Despite the hugely stressful situation, Blanock still manages to keep a positive mindset.
"I think any young person dealing with cancer, or any other disease that's traditionally known for taking people's lives, really has to mature at a pretty fast rate, and I spent a lot of time in thought sitting in hospitals so I realized what was most important to me and acknowledged it before most people do."
"And I realized that what was most important to me was the people around me," he said. "They're what keep me positive."
That's why he decided to continue with chemo, and instead proposed to Natalie Britvich, his girlfriend of two years. The pair met in middle school.
"In December 2015 after the diagnosis, I decided I wanted to marry her, and we talked about it and we both were really excited about it," he said. "Then I proposed Jan. 6 in Canonsburg."
Her support has been instrumental in Blanock's road to recovery. He says she's "No. 1" when it comes to people in his life who have helped him keep a positive attitude.
"She puts me in a better mood on days when I'm feeling sick or just have no energy," he said. "She brightens up my spirits."
He added, "We just knew. Even after I brought it up to her, she admitted that that thought ran through her head, and when I brought it up to her she seemed really excited."
The pair wed in Canonsburg on Friday with the help of many local vendors that willingly donated a space, catered food, flowers, transportation, multimedia efforts and more.
Blanock couldn't have been more grateful for all the people who pitched in to help.
"It's pretty incredible to see how people show their support and have done so since my original diagnosis since 2013," he said. "That's one thing that definitely keeps me going on the tough days...So many different people stepped up and offered their services for free."

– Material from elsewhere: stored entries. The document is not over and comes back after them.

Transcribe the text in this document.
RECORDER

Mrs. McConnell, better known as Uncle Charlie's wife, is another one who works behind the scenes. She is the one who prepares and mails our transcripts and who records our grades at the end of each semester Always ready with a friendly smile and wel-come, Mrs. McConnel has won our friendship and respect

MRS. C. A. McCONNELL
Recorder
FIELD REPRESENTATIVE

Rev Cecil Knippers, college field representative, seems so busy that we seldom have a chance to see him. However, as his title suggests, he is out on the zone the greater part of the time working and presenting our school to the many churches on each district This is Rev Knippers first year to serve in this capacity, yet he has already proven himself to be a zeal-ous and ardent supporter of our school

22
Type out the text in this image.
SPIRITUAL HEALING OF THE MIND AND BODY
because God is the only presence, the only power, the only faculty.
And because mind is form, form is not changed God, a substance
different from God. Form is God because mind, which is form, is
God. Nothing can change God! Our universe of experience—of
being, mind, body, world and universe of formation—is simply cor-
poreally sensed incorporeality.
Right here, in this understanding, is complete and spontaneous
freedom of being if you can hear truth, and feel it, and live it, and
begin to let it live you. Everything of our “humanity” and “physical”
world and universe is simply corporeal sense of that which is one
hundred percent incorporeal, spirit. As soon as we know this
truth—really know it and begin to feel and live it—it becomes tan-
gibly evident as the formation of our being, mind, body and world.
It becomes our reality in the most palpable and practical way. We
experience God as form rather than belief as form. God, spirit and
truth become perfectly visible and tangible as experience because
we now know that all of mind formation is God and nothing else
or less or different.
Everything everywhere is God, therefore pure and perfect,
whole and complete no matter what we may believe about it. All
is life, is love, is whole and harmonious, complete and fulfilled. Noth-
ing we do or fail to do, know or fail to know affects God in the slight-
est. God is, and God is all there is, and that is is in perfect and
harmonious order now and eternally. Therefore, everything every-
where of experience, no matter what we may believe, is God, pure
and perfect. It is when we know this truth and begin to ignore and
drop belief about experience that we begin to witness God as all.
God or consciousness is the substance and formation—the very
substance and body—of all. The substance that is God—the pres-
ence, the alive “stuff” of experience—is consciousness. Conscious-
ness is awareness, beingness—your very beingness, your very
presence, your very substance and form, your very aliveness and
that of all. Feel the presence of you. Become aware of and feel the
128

And it was a day that Mr. and Mrs. Blanock will forever remember.
"The wedding was so much fun, it was amazing to see all of our family and friends come together for a reason other than sad things that have gone on in recent years," he said.
As of right now, Blanock says that his condition is no longer described as "terminal". While he could barely move without feeling excruciating pain back in December, the tides have turned — he now feels no discomfort, and has been taken off pain medication entirely.
A GoFundMe page was set up for Blanock by his family to help reduce costs.